On Play & Playgrounds
This article is from the archive of The New York Sun before the launch of its new website in 2022. The Sun has neither altered nor updated such articles but will seek to correct any errors, mis-categorizations or other problems introduced during transfer.

“We have to rethink the playground,” said Susan Solomon, speaking last week at a panel co-hosted by the Municipal Art Society and Urban Center Books. Design and play experts had gathered to celebrate her book “American Playgrounds: Revitalizing Community Space” (University Press of New England). She said recreational spaces should be better than the usual “let’s plunk a piece of play equipment down and call it a playground.”
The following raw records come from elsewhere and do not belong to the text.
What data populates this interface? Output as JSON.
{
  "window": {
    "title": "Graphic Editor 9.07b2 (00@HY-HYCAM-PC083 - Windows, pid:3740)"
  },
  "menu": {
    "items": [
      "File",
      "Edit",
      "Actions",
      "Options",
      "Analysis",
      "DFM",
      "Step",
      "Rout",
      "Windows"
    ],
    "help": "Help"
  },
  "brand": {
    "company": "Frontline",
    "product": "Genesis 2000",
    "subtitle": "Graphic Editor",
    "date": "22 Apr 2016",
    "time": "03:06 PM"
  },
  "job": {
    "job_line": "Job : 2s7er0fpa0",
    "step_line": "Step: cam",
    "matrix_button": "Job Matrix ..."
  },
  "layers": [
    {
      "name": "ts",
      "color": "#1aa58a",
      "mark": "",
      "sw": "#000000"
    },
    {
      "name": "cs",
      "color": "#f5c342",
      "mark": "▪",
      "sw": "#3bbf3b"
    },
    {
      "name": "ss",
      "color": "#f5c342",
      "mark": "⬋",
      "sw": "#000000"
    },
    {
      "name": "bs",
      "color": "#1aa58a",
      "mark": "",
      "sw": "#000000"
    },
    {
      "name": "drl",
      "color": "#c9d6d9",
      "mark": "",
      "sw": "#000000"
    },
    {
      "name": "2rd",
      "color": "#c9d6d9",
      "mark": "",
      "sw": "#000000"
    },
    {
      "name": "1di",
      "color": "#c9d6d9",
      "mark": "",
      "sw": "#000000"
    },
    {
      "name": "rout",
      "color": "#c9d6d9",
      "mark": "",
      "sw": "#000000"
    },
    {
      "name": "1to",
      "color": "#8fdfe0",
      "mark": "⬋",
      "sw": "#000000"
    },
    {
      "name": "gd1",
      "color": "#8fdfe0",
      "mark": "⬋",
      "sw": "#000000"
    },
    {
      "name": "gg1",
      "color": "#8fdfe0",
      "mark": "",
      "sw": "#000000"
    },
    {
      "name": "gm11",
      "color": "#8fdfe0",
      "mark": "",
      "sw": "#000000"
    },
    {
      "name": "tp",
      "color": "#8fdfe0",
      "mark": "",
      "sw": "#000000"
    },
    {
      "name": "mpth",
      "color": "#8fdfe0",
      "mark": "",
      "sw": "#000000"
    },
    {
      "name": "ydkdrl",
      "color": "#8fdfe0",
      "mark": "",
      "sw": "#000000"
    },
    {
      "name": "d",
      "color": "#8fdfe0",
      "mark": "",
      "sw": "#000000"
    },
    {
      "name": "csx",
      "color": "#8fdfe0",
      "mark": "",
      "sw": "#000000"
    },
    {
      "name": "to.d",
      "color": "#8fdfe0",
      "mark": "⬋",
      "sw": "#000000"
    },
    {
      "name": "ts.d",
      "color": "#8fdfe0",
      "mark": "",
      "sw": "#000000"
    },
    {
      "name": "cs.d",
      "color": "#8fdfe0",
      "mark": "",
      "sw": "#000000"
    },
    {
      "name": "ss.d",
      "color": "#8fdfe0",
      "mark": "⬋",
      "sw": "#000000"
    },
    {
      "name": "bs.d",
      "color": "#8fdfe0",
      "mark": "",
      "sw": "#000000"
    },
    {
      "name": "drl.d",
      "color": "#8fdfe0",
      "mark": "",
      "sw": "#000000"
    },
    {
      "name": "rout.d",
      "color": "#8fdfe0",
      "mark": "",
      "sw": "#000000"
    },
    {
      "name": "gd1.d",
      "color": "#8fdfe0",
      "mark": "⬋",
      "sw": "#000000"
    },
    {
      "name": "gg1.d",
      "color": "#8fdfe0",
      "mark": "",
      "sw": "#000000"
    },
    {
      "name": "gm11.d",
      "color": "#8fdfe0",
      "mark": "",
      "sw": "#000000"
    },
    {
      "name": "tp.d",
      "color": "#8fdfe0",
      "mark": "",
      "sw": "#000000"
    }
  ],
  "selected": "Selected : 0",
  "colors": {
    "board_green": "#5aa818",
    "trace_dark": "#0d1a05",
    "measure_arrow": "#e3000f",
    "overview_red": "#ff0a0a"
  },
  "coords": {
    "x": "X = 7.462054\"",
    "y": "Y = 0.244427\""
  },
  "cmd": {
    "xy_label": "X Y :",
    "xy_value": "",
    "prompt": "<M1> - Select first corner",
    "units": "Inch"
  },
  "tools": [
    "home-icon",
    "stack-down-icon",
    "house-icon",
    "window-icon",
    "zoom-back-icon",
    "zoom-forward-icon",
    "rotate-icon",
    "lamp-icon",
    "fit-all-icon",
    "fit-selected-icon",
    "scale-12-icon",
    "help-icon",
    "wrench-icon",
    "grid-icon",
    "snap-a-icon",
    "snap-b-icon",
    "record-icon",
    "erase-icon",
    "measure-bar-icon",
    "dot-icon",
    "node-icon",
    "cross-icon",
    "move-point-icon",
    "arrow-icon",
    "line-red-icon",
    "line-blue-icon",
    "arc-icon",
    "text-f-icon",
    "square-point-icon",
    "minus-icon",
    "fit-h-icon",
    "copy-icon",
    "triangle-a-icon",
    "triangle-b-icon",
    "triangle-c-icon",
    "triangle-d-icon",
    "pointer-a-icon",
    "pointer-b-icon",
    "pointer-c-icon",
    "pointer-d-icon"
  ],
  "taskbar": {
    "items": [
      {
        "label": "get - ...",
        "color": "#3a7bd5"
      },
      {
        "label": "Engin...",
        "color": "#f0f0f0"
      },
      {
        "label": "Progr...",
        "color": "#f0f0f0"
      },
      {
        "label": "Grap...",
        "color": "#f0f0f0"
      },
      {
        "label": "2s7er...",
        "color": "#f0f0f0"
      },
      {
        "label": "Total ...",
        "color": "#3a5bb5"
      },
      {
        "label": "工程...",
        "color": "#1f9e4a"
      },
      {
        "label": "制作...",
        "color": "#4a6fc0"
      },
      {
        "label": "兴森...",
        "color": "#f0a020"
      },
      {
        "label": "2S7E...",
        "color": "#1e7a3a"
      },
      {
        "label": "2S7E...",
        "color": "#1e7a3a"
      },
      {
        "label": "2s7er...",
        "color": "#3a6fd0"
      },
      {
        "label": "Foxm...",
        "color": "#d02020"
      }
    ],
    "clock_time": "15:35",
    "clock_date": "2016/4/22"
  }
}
Ms. Solomon recalled a playground that caught her attention. Between 1961 and 1964, Louis Kahn worked with sculptor Isamu Noguchi to design a playground at Riverside Park between 103rd and 108th Streets that never came to fruition. When she was a graduate student, Ms. Solomon used to walk past a model of that playground that was on display at the Louis I. Kahn Collection, housed at the architectural archives at the University of Pennsylvania.
This spurred her interest in researching the idea of an architect and a sculptor collaborating on playgrounds. She researched how playgrounds have changed since the middle of the 20th century. She also said construction guidelines and concern over injury liability has limited the design of many American playgrounds.
Some designers, however, triumphed over these obstacles. Ms. Solomon gave examples, some of which were drawn from an 18-day trip examining playgrounds across the Midwest. The audience laughed when she told of the range of reactions to her photographing playgrounds: Some adults asked her to leave, while others handed her cards reading “my child is a model.”
She gave examples of play spaces that she saw as successful. One was a skateboard park in Louisville, Ky., designed by San Francisco-based architect Stanley Saitowitz. The park is open 24 hours a day, has no admission fee, is totally accessible, and a diverse assortment of people of varying ages frequent it. She said she even heard that between 11 p.m. and midnight, a group of workers from a local medical center came over after getting off work.
Ms. Solomon said the thrill of a seesaw is the potential danger it signifies. But today, due fear of any possible injury, designers have taken the fun out of them. She showed a slide of a present-day seesaw in Fairmount Park in Philadelphia that “barely moves.” But she next showed a seesaw in Rome that evades this problem by placing half-tires on the ground, to cushion the impact.
She also showed an example of a sandbox in Paris at Place des Vosges, and pointed out that outdoor play can occur in places other than playgrounds.
Ms. Solomon said “kids really flee” uninspiring environments. Roger Hart, co-director of the Children’s Environments Research Group at the CUNY Graduate Center, agreed. He said many American playgrounds resemble a “hamster cage” and that children “don’t particularly want to be there when they have a choice.”
Although many playgrounds feature equipment for running, jumping, climbing, and swinging, he said the concept of a playground has more to it than simply being an outdoor gymnasium.
Scandinavian educator and psychologist Helle Burlingame said a way to draw attention to the subject of playgrounds is to focus on how many Americans are either fat or getting fatter. She praised a learning lab that sends children outdoors during 80% of the calendar year. He quoted a playground director in Denmark, Kirsten Bjerre, who said, “There’s no such thing as bad weather, just the wrong clothing.”
London-based artist Nils Norman described London’s adventure playgrounds, where children can design their own play environment, engage in community gardening, and interact with wildlife and animals such as chickens and hamsters. He said the closings of many adventure playgrounds were due to fear of litigation for injuries and their location in areas that are now prime real estate.
Audience member Thomas Lowenhaupt described hopes for a playground at Landing Lights Park, an 8-acre area in Jackson Heights. Rhode Island School of Design professor Nadine Gerdts suggested that a first step would be to have a constituency group of neighbors draw up a wish list of what they would like to see in the space. The audience chuckled when, answering a question about where one can find advice, moderator Nina Antonetti held up Ms. Solomon’s book.
One truly inventive but unlikely playground idea was mentioned that evening. Ms. Gerdts described a RISD workshop where children from Jamaica Plain, Mass., were asked to come up with ideas for a playground. Some students proposed a series of trampolines that would allow them to bounce from the school bus to and from school.